Jason Shandell, president of Amphastar Pharmaceuticals Inc., which also makes naloxone, attended the FDA meeting. He said in an email that the drugmaker is “taking the issue into account as we work on optimizing the volume and concentration” of its naloxone spray in development.
The NIH’s Volkow wants to explore how illegal fentanyl works on the brain’s opioid receptors and whether it depresses respiration longer that typical opioids such as OxyContin. She said the drug could be strong enough to stop a person from breathing even after they’ve received a dose of naloxone, by effectively outlasting the antidote.

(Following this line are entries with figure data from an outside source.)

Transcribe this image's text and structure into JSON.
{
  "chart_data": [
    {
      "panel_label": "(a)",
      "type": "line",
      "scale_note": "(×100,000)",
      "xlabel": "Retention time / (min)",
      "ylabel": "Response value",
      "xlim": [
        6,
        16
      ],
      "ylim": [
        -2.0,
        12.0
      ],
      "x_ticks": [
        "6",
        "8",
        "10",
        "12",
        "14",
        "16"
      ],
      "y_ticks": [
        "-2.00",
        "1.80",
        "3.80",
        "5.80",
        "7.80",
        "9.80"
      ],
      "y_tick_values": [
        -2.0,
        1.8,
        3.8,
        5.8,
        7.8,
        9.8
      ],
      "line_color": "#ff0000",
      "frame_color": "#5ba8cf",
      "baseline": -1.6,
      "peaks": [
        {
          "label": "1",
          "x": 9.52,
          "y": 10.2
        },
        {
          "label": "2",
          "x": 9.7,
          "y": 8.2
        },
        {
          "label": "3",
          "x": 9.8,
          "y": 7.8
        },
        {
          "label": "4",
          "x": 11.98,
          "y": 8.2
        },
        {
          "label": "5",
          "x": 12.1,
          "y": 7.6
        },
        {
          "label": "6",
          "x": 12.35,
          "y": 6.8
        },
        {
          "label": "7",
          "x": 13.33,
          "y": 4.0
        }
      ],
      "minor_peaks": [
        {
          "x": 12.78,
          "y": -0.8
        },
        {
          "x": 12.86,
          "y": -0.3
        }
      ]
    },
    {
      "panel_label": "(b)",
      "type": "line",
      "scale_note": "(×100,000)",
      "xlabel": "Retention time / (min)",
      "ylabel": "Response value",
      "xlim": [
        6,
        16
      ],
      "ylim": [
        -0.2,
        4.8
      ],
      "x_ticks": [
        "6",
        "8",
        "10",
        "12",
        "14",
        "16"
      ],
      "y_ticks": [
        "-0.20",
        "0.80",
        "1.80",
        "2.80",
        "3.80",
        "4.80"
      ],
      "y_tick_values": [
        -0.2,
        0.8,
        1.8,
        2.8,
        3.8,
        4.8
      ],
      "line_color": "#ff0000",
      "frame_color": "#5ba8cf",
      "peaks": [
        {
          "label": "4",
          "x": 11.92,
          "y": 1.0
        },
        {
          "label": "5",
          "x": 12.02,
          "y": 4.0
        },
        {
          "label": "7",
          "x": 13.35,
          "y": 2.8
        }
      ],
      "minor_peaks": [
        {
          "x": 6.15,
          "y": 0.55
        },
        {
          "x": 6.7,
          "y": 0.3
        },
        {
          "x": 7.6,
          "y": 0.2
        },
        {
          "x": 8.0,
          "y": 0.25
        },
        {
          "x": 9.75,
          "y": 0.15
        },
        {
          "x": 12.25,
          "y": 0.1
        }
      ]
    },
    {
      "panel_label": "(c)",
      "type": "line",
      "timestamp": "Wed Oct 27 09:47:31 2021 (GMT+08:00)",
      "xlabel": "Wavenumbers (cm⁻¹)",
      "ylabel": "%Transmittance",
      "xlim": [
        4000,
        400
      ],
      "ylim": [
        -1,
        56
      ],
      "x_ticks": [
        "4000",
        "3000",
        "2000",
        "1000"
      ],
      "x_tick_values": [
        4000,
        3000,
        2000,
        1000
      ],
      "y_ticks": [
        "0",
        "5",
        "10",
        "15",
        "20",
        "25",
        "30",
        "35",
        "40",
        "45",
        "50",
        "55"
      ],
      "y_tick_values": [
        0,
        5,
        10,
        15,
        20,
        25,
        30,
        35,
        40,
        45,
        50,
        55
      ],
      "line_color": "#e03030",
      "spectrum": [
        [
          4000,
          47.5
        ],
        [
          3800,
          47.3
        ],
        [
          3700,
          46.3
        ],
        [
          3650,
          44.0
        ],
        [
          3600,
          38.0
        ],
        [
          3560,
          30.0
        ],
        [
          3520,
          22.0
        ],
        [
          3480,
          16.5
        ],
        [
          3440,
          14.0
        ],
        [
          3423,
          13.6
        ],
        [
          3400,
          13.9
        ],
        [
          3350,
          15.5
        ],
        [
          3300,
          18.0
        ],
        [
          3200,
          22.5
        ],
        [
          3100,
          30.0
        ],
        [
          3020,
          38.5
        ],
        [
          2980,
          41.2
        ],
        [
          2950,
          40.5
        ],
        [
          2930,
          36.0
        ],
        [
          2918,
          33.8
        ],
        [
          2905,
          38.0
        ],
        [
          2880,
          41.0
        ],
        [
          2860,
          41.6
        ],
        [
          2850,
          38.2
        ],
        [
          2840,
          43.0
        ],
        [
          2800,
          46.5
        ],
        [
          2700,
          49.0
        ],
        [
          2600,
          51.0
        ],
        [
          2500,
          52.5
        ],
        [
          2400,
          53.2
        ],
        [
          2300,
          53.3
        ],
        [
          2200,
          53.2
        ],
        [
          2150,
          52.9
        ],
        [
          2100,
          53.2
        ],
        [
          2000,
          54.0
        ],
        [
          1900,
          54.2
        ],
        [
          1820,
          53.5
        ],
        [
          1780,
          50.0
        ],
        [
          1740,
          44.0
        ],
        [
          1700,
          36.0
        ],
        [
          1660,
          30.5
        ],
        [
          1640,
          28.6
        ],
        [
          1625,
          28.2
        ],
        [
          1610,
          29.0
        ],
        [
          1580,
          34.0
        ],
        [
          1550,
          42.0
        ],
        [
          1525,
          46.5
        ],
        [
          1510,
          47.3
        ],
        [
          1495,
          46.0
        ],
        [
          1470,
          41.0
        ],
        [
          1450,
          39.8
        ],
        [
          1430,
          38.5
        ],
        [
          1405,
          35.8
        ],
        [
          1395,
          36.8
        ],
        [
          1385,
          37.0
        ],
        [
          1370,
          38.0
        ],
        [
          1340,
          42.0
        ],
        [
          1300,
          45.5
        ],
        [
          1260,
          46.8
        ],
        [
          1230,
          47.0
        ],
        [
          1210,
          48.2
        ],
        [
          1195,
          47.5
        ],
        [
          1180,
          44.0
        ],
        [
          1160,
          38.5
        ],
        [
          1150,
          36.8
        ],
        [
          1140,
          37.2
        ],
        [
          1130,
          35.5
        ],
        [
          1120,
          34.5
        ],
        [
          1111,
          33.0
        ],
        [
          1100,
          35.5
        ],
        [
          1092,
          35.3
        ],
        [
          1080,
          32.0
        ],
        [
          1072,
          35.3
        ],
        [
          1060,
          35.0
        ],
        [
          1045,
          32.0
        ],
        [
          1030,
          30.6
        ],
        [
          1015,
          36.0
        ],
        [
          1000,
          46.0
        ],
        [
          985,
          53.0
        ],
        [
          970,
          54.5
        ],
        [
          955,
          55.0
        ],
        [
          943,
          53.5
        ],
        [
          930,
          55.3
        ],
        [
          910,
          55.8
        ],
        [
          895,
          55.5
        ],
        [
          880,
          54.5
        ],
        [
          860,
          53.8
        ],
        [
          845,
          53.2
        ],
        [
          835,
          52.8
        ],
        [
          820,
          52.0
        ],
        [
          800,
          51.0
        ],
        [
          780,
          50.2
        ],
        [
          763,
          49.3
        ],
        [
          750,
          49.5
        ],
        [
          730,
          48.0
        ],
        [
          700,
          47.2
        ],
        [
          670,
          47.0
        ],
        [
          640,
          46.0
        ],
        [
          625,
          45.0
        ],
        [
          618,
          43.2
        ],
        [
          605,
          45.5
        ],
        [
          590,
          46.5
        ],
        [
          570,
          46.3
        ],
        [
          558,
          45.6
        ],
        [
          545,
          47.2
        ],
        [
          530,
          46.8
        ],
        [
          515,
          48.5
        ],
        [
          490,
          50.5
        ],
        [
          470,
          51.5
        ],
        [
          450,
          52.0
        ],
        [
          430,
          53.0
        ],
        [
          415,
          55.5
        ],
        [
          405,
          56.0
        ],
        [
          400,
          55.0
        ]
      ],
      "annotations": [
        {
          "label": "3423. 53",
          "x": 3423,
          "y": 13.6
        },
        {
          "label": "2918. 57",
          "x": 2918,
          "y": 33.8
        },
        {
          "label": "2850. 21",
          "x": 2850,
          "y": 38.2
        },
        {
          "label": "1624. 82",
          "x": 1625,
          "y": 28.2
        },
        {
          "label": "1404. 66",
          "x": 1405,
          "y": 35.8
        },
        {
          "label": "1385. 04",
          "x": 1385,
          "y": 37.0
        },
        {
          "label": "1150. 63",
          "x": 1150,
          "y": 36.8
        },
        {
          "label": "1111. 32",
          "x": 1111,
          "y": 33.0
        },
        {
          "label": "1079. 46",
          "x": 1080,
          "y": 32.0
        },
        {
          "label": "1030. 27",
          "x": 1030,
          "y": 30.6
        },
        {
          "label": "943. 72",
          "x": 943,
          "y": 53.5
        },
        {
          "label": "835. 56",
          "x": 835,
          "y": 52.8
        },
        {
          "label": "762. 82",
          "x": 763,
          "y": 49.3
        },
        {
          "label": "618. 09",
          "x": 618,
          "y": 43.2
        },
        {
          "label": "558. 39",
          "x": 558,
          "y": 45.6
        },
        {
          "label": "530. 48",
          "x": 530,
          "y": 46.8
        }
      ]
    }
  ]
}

But Volkow said that under current rules gaining access to illegal fentanyl in a timely way is extremely difficult. The DEA tightened its restrictions right around the same time that NIH researchers determined that more study of the drug’s new forms were needed, Volkow said.
Some U.S. lawmakers want to end the standoff. New York Representative John Katko, a Republican, has proposed legislation to create a new DEA classification to make it easier for researchers to access illegal fentanyl. The bill could be part of a legislative package the House Energy and Commerce Committee plans to put out for consideration before the end of May.
Researchers say they welcome any effort to tame the bureaucracy. Volkow worried it could take as long as a year for NIH to get DEA sign off.
“If they could figure out a way to streamline, it would be a lot better,” said Kim Janda, a professor of chemistry at the Scripps Research Institute in La Jolla, California, who leads a team of researchers developing a vaccine that would prevent fentanyl overdoses by keeping the drug from reaching the brain.
He’s been working on the vaccine a few years and expects to begin testing it in monkeys in the next month. Janda said he remembers it taking a few months to get DEA permission for his research. Scripps has a DEA license to work with Schedule 1 drugs, but permissions were needed for the specific compounds he wanted to research, he said.
“It can be very frustrating for researchers, we want to do this stuff now,” Janda said.